Most days, Aiden would rather slog through piles of trace evidence and get nowhere on a case for weeks, if it meant she got to work with a friend.

She sighs, and gets up to cut herself a slice of cheesecake, still warm from the oven. Perhaps she should ring Danny, ask him to bring ice cream.

The thought makes her laugh, bitter and dark in the back of her throat.
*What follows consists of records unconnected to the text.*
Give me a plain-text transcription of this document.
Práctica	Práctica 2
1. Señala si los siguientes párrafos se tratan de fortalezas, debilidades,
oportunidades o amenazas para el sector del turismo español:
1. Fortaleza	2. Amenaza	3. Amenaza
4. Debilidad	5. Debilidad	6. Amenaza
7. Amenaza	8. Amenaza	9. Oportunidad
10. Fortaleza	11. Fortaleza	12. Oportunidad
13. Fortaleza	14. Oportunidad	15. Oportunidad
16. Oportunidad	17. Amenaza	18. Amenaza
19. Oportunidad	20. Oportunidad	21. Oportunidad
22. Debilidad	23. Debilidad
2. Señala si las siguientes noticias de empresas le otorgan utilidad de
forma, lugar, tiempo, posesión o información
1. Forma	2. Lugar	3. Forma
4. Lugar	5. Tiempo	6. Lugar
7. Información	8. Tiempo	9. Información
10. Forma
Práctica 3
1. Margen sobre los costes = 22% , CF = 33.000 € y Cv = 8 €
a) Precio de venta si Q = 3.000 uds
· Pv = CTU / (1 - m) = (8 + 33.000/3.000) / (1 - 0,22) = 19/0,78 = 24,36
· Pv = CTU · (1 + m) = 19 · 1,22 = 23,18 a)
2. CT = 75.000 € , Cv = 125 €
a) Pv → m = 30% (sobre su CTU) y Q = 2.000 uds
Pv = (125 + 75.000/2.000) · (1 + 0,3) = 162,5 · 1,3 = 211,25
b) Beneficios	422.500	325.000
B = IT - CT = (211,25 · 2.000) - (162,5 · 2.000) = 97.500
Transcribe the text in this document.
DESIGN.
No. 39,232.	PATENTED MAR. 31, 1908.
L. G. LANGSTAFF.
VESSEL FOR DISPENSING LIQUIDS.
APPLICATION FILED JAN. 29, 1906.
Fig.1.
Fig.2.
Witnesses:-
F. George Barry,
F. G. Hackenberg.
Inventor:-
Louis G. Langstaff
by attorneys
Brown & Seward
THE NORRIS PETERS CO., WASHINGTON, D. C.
Danny's not coming, she reminds herself silently, sticking the fork viciously into her slice of cake. If he was, you wouldn't be eating this.

When her intercom buzzes and Aiden shakes herself out of her thoughts to get up, she hasn't eaten a mouthful of her food, just crushed it into a sticky mess on her plate. A waste of good cake, she thinks, plus now she won't even be able to offer it to her neighbor, not with a chuck taken out of it. This had better be Danny on the other side of the door, even if he is late and it's coming up on midnight.


"Aiden?" The static distorts the voice on the other end, but Aiden's got used to Danny's voice over bad cell lines and yelling across crime scenes.

"It's about time." She pushes the button and hears the front door buzz.

She's just opening her own door when Danny's head appears up the stairs, swiftly followed by the rest of him. He's changed out of the suit he was wearing, into jeans and a soft looking shirt, though he might as well not have bothered, from the way he comes up the stairs, like he's casing the place, just waiting for something to go wrong.

Aiden wonders if she should be meeting him with a glass of vodka, not a plate of smashed up cheese cake, and the image of herself playing the good housewife to Danny's bread-winning husband makes her smile at just the moment Danny looks over at her.

"What?" he asks, sounding defensive. Aiden wants to kick him.

Instead, she smacks his shoulder, just hard enough to really hurt. "Where the hell have you been?" she demands, the irritation more faked than she expected. Somewhere, she's glad that he's here, relived that he's shown up after all, enough so that she can put off being pissed at him for a few minutes, at least. "I hope you brought something with you to make up for it."

Danny pulls his hands from his pockets, revealing open palms. He's looking down again, so Aiden can't see his face. She chances it anyway, and rolls her eyes.

"What was I thinking?" she asks, stepping back for him to come inside. "Expecting you to bring things, anyone would think we were supposed to be friends."

It's both a not-very subtle dig and a long-standing joke, and Aiden holds her breath, waiting to see which way Danny will take it. He still isn't looking at her, his back to her as he shrugs out of his jacket.

"Yeah," he says finally, his voice giving nothing away. "You had a recent head injury?"

"Must have," Aiden agrees, not allowing any of her relief to show in her voice. "You want cake or vodka?"

Danny turns round, raising his eye brows.

"Never mind," Aiden says. "I guess it was a redundant question."

Turning to the kitchen, out of the corner of her eye, she sees Danny's mouth quirk up in a fraction of a smile, just for an instant.

Even though it's nearly midnight, and he's only just got here, Aiden chalks the evening up as a success.